We’ve all been there. Who hasn’t purchased a battle pass, enticed by some exotic cosmetic near the end of the reward stream, only to not have the time to play and miss out on rewards? Or worse yet, felt obligated to play a game for hours each day because of the fear of missing out on something?
What 343 is doing with Halo Infinite isn’t just player-first, it’s consumer-friendly. Essentially, they’re breaking the metaphorical chains that bind players to games they don’t necessarily want to pour countless hours into. Sure, you can put days into Infinite‘s multiplayer if you want, but you’ll never have to.
Players won’t have to dedicate their time to grinding out seasons. We won’t even have to feel pressured to buy battle passes, since we can always go back, purchase a previous pass, and put progression into it.
Why Will This Become The New Standard?
The Halo franchise, like any long-running series, had its ups and downs. Yet the fact remains that it’s an absolutely iconic franchise. For more than 20 years, fans have been eagerly awaiting each new instalment. Many of us have fond memories of jumping into multiplayer matches, whether in-person via LAN parties or online with Xbox Live, and feel a personal attachment to the series.
With free-to-play multiplayer on PC and Xbox, Halo Infinite will be in the hands of millions of players around the world. No financial risk to consumers means that anybody with an Xbox or a PC capable of running the game will most likely give it a try. In turn, that translates to an incredible reach (no pun intended) on the web. Expect to see a ton of streamers and YouTubers playing the game.
Not to mention, there is a lot of good things to say about a game that lets you complete its battle passes at your own pace. The hard-earned money that players will spend will never be lost.
I know what you’re thinking. “Battle passes and seasons are meant to drive engagement and increase player retention, how does making them permanent benefit 343 Industries?”
Well, Dear Reader, the answer to that is quite simple. It doesn’t benefit 343 Industries directly, it benefits the players. However, the studio will reap some hefty rewards nonetheless.
For starters, fans and media outlets are already speaking highly of 343 Industries’ battle pass philosophy. It goes without saying that good press and word of mouth are powerful marketing tools. Secondly, the jaded gamer in me can’t help but think that keeping every battle pass for sale will increase revenue. Why offer something for a limited time when it can be purchased throughout the game’s life cycle?
As players discover the game and see the positive impact 343 Industries’ battle pass philosophy has on them, consumer sentiment will inevitably shift toward desiring similar systems in other games.
And lets face it, if a series like Halo can do it, other Triple-A studios will be hard-pressed to explain why they can’t.

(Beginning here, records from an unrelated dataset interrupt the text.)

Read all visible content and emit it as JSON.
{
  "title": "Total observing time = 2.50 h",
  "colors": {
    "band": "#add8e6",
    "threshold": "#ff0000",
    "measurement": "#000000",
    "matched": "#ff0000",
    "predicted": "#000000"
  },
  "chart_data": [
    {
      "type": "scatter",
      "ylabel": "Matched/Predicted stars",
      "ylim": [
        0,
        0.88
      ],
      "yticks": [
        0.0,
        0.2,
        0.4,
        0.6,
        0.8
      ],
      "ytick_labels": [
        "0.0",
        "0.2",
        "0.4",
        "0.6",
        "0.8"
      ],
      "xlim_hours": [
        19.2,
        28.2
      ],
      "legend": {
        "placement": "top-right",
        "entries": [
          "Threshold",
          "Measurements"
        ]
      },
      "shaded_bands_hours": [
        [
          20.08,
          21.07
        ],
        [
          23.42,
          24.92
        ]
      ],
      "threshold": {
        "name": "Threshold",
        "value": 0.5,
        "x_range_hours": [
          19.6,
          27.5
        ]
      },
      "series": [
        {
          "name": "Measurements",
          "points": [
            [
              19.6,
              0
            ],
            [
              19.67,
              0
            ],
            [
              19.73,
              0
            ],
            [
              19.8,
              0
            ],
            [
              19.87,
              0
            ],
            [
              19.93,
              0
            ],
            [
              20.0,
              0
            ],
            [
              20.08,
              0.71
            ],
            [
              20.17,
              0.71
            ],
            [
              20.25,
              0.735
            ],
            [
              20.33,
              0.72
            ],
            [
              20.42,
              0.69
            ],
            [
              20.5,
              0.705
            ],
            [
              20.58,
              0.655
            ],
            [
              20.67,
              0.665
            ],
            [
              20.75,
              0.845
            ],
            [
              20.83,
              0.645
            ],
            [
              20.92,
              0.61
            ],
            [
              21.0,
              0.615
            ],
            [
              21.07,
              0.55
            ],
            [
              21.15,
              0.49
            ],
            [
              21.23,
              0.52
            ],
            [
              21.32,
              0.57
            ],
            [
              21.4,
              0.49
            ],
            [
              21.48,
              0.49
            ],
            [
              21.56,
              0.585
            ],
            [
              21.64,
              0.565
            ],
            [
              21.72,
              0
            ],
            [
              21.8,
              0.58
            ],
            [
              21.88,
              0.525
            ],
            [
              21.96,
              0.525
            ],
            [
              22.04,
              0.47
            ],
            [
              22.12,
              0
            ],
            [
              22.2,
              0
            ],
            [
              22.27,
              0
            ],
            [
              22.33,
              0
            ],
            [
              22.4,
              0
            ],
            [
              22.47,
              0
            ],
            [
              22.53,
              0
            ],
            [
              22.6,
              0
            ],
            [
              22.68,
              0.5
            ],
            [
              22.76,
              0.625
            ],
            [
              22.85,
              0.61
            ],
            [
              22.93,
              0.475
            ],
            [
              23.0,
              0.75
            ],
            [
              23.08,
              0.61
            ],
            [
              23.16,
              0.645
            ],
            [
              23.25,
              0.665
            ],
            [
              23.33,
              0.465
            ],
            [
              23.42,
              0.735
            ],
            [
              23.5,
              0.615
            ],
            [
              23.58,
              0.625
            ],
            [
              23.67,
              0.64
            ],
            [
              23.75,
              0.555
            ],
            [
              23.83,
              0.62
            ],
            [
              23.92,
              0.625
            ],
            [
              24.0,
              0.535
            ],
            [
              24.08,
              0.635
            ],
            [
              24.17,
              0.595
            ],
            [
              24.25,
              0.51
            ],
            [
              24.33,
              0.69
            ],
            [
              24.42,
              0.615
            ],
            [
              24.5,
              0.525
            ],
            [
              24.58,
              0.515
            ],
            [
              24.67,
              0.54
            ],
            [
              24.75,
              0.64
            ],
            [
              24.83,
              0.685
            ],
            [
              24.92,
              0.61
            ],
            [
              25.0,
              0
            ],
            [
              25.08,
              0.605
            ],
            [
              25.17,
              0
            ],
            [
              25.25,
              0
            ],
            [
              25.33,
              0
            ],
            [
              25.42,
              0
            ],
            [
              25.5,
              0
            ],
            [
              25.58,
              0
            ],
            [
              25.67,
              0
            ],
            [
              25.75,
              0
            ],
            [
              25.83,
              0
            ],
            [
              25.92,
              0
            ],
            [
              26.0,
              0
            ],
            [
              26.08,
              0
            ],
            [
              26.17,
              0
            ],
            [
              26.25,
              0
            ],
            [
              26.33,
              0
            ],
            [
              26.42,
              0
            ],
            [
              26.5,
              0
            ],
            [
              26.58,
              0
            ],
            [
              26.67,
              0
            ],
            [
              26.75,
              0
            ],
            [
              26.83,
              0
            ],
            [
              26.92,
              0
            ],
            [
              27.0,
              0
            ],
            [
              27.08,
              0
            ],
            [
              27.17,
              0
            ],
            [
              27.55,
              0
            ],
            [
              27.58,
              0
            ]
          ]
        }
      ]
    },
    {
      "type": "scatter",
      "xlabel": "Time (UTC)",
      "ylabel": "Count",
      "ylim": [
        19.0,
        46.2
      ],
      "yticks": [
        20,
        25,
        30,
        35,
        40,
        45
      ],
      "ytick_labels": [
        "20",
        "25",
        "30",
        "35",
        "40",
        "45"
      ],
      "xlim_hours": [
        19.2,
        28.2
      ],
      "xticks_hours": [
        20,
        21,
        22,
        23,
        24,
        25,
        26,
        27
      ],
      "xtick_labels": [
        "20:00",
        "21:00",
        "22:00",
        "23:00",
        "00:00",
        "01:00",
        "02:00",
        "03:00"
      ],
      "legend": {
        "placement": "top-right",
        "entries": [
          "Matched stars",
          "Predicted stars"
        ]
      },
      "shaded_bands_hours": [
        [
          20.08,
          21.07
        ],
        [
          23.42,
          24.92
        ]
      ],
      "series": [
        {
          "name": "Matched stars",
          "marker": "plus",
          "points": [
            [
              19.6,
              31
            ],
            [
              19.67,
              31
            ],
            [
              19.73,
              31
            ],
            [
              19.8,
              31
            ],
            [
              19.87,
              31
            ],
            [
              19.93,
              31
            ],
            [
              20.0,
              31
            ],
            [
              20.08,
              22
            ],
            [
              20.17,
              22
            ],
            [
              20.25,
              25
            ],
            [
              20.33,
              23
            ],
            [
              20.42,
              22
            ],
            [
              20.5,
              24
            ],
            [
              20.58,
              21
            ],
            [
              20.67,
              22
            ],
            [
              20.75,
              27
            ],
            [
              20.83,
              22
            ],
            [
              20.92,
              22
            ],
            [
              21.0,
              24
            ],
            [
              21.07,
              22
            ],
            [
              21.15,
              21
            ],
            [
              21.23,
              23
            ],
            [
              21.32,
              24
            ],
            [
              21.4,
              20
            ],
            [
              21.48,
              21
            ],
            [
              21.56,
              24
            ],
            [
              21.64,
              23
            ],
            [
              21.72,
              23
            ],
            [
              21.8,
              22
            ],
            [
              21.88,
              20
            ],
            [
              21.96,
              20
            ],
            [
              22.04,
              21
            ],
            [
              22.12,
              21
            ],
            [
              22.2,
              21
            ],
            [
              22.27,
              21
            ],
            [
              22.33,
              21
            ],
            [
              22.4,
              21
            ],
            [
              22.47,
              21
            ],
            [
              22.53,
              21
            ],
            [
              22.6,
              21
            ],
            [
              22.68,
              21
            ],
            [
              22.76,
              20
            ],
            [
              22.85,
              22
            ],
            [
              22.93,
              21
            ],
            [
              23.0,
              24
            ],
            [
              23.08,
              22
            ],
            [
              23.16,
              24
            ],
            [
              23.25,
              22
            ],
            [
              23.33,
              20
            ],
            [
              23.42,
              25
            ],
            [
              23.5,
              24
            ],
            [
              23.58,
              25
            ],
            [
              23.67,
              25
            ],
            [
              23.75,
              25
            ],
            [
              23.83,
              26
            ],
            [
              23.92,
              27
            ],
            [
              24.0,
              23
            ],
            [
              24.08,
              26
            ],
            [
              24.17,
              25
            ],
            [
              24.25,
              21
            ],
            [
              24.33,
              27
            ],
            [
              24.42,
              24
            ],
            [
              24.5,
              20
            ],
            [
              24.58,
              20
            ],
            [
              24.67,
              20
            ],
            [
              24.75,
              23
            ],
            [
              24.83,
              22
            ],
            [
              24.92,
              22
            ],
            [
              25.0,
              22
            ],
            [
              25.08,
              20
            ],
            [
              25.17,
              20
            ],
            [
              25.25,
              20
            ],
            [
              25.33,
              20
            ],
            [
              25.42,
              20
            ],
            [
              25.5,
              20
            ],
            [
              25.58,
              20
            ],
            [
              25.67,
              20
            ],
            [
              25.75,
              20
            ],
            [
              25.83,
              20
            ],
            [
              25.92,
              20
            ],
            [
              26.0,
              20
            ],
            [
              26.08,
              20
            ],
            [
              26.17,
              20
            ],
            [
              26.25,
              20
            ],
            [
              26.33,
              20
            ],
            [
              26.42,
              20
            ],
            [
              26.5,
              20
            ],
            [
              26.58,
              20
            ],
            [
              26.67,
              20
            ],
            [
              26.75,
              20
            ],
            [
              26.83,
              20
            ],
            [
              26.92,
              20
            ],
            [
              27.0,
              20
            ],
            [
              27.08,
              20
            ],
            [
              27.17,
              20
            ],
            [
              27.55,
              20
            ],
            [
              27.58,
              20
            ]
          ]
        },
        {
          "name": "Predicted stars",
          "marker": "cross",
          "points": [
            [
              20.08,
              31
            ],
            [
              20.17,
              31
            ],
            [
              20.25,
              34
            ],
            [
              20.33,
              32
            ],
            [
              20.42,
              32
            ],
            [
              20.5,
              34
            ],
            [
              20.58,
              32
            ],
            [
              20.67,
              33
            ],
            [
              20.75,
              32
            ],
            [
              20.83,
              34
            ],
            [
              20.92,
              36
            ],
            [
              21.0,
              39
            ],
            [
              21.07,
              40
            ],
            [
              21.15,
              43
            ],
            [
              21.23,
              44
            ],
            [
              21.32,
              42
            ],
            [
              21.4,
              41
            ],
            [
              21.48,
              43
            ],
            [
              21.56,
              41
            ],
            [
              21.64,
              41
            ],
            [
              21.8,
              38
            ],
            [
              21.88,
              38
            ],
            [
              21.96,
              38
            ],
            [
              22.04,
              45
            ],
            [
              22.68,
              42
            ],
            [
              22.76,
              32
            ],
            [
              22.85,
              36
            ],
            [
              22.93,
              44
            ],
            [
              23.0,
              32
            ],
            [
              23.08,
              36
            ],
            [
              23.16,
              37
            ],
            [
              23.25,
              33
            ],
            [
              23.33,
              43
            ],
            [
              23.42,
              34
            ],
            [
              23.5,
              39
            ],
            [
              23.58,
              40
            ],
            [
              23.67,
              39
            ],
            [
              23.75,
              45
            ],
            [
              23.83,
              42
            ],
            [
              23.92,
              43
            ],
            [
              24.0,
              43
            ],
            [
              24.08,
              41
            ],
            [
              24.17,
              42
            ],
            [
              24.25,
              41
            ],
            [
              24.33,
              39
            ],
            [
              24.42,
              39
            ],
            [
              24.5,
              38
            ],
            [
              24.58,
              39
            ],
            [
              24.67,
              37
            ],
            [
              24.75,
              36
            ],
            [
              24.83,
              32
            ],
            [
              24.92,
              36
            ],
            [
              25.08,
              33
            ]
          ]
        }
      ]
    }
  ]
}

Or why they won’t.
Halo Infinite: 343 Industries’ Power Play
Most of all, this is a statement by 343 Industries. A statement that players and their enjoyment of the game are the priority. It also tells me that they are confident in the game. That they believe it will be a great experience for players. Simply put, Halo Infinite will keep players engaged and returning because it’s just that fun to play. No need to lock people in with time-limited content.
Just like Halo: Combat Evolved modernized first-person shooters back in 2001, Halo Infinite will revolutionize how studios implement seasons and battle passes in their games.
Halo Infinite will be available for Xbox and PC this Holiday.